Coesfeld-Prozess:"Das war o.k. Das war richtig geil"

Im Prozess um die Misshandlung von Coesfelder Bundeswehr-Rekruten zeigen sich die angeklagten Soldaten keiner Schuld bewusst.

Hans Holzhaider

Es geht zu wie in einem Bienenkorb im Sitzungssaal 23 des Münsteraner Landgerichts: 18 Angeklagte und fast doppelt so viele Rechtsanwälte drängen sich vor der Barriere, die den Zuschauerraum abtrennt, dazu die drei Berufsrichter, zwei Schöffen, zwei Protokollführer, zwei Staatsanwälte, ein Ergänzungsrichter und ein Ergänzungsschöffe. Bis kurz vor Weihnachten soll dieser Prozess dauern, da ist es leicht möglich, dass einmal ein Richter oder Schöffe ausfällt.

Es wimmelt von Journalisten, nachdem das ZDF beim Bundesverfassungsgericht auch den Zutritt für Fotografen und Kameraleute durchgesetzt hat. Der meistfotografierte Mann im Saal ist der Feldwebel Maik F. - als einziger der Angeklagten ist er in Uniform erschienen, obwohl auch zwölf weitere Angeklagte nach wie vor aktive Soldaten sind. Nur zwei sind wegen der Vorgänge, über die hier verhandelt worden ist, fristlos entlassen worden, sie geben als Beruf Maschinenbediener und LKW-Fahrer an.
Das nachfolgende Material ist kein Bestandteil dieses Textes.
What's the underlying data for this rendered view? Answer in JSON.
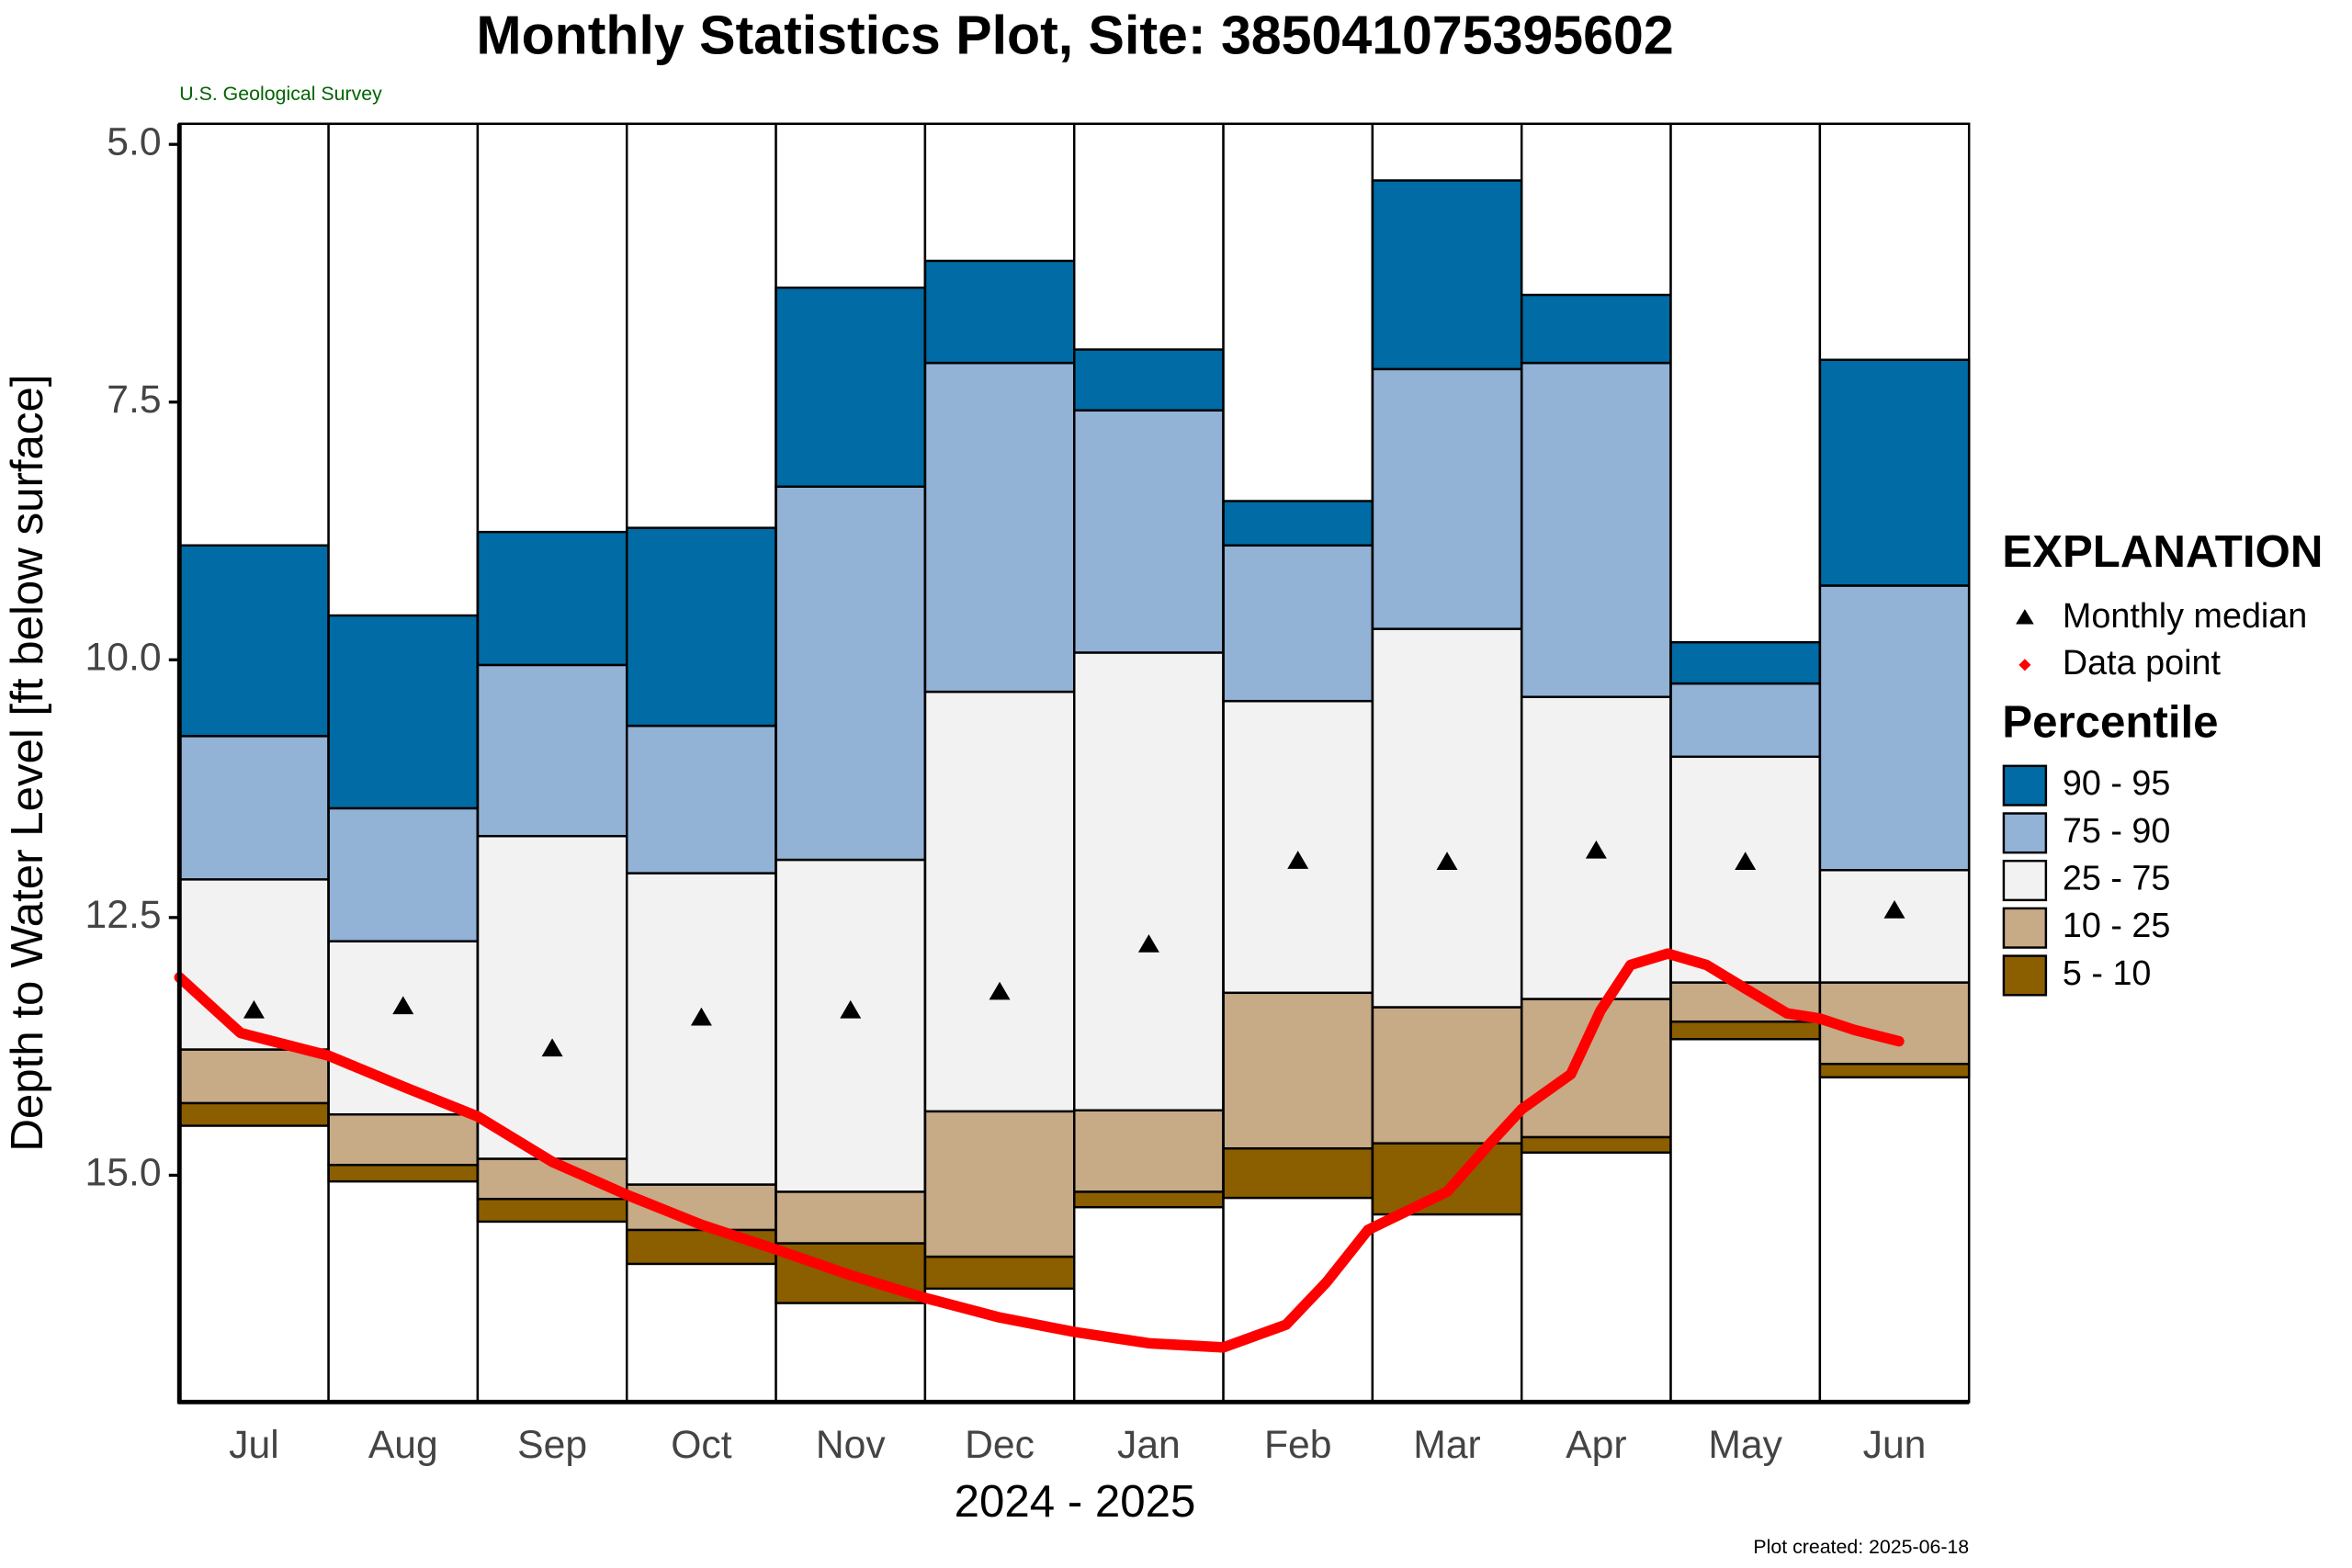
{
  "chart_data": {
    "type": "percentile-columns",
    "title": "Monthly Statistics Plot, Site: 385041075395602",
    "subtitle": "U.S. Geological Survey",
    "y_label": "Depth to Water Level [ft below surface]",
    "x_label": "2024 - 2025",
    "footnote": "Plot created: 2025-06-18",
    "legend_title": "EXPLANATION",
    "percentile_title": "Percentile",
    "categories": [
      "Jul",
      "Aug",
      "Sep",
      "Oct",
      "Nov",
      "Dec",
      "Jan",
      "Feb",
      "Mar",
      "Apr",
      "May",
      "Jun"
    ],
    "ylim": [
      4.8,
      17.2
    ],
    "y_inverted": true,
    "yticks": [
      {
        "value": 5,
        "label": "5.0"
      },
      7.5,
      {
        "value": 10,
        "label": "10.0"
      },
      12.5,
      {
        "value": 15,
        "label": "15.0"
      }
    ],
    "xlim": [
      0,
      12
    ],
    "series": [
      {
        "values": [
          14.52,
          15.06,
          15.45,
          15.86,
          16.24,
          16.1,
          15.31,
          15.22,
          15.38,
          14.78,
          13.68,
          14.05
        ]
      },
      {
        "values": [
          14.3,
          14.9,
          15.23,
          15.53,
          15.66,
          15.79,
          15.16,
          14.74,
          14.69,
          14.63,
          13.51,
          13.92
        ]
      },
      {
        "values": [
          13.78,
          14.41,
          14.84,
          15.09,
          15.16,
          14.38,
          14.37,
          13.23,
          13.37,
          13.29,
          13.13,
          13.13
        ]
      },
      {
        "values": [
          12.13,
          12.73,
          11.71,
          12.07,
          11.94,
          10.31,
          9.93,
          10.4,
          9.7,
          10.36,
          10.94,
          12.04
        ]
      },
      {
        "values": [
          10.74,
          11.44,
          10.05,
          10.64,
          8.32,
          7.12,
          7.58,
          8.89,
          7.18,
          7.12,
          10.23,
          9.28
        ]
      },
      {
        "values": [
          8.89,
          9.57,
          8.76,
          8.72,
          6.39,
          6.13,
          6.99,
          8.46,
          5.35,
          6.46,
          9.83,
          7.09
        ]
      }
    ],
    "percentile_legend": [
      {
        "name": "90 - 95",
        "color": "#006ba4"
      },
      {
        "name": "75 - 90",
        "color": "#92b2d6"
      },
      {
        "name": "25 - 75",
        "color": "#f2f2f2"
      },
      {
        "name": "10 - 25",
        "color": "#c7aa86"
      },
      {
        "name": "5 - 10",
        "color": "#8b5e00"
      }
    ],
    "median": {
      "name": "Monthly median",
      "color": "#000000",
      "values": [
        13.39,
        13.35,
        13.76,
        13.46,
        13.39,
        13.21,
        12.75,
        11.94,
        11.95,
        11.84,
        11.95,
        12.42
      ]
    },
    "data_line": {
      "name": "Data point",
      "color": "#ff0000",
      "x": [
        0,
        0.41,
        1,
        1.5,
        2,
        2.5,
        3,
        3.5,
        4,
        4.5,
        5,
        5.5,
        6,
        6.5,
        7,
        7.42,
        7.69,
        7.97,
        8.5,
        8.77,
        9,
        9.33,
        9.53,
        9.73,
        9.98,
        10.24,
        10.49,
        10.78,
        11,
        11.23,
        11.53
      ],
      "values": [
        13.08,
        13.62,
        13.84,
        14.14,
        14.43,
        14.87,
        15.19,
        15.48,
        15.72,
        15.97,
        16.19,
        16.38,
        16.52,
        16.63,
        16.67,
        16.45,
        16.04,
        15.53,
        15.16,
        14.72,
        14.36,
        14.02,
        13.4,
        12.96,
        12.85,
        12.96,
        13.18,
        13.43,
        13.48,
        13.59,
        13.7
      ]
    }
  }
}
Es geht um Körperverletzung nach dem Strafgesetzbuch und um Misshandlung und entwürdigende Behandlung von Untergebenen nach dem Wehrstrafgesetz. Im ersten und zweiten Quartal des Jahres 2004 waren Rekruten, die bei der 7. Kompanie des Instandsetzungsbataillons 7 in Coesfeld ihre Grundausbildung absolvierten, bei Nachtmärschen überfallen und gefesselt worden. Mit verbundenen Augen hatte man die Männer dann in einem Fall in eine Sandgrube, in drei weiteren Fällen in einen Keller im Kasernengelände transportiert und dort einem simulierten Verhör unterzogen.

Die Anklage, die Staatsanwalt Michael Frerick vorträgt, listet auf, was sich dabei zugetragen haben soll: Den Rekruten wurde mittels einer Kübelspritze Wasser in die geöffneten Hosen gepumpt, einzelnen Soldaten auch in den gewaltsam geöffneten Mund. Im Kasernenkeller sollen Rekruten mit Stromstößen aus einem Feldtelefon traktiert worden sein.

Eine Geiselnahme als "Höhepunkt"

Einer der Ausbilder habe mit Tritten und Schlägen nachgeholfen, wenn sich die gefesselten Soldaten nicht schnell genug bewegt hätten. Allen Vorgesetzten, also den drei beteiligten Zugführern und dem Kompaniechef, sei klar gewesen, dass eine solche Ausbildung für Rekruten unzulässig ist, zumal die Soldaten auch in keiner Weise auf eine solche Übung vorbereitet worden seien.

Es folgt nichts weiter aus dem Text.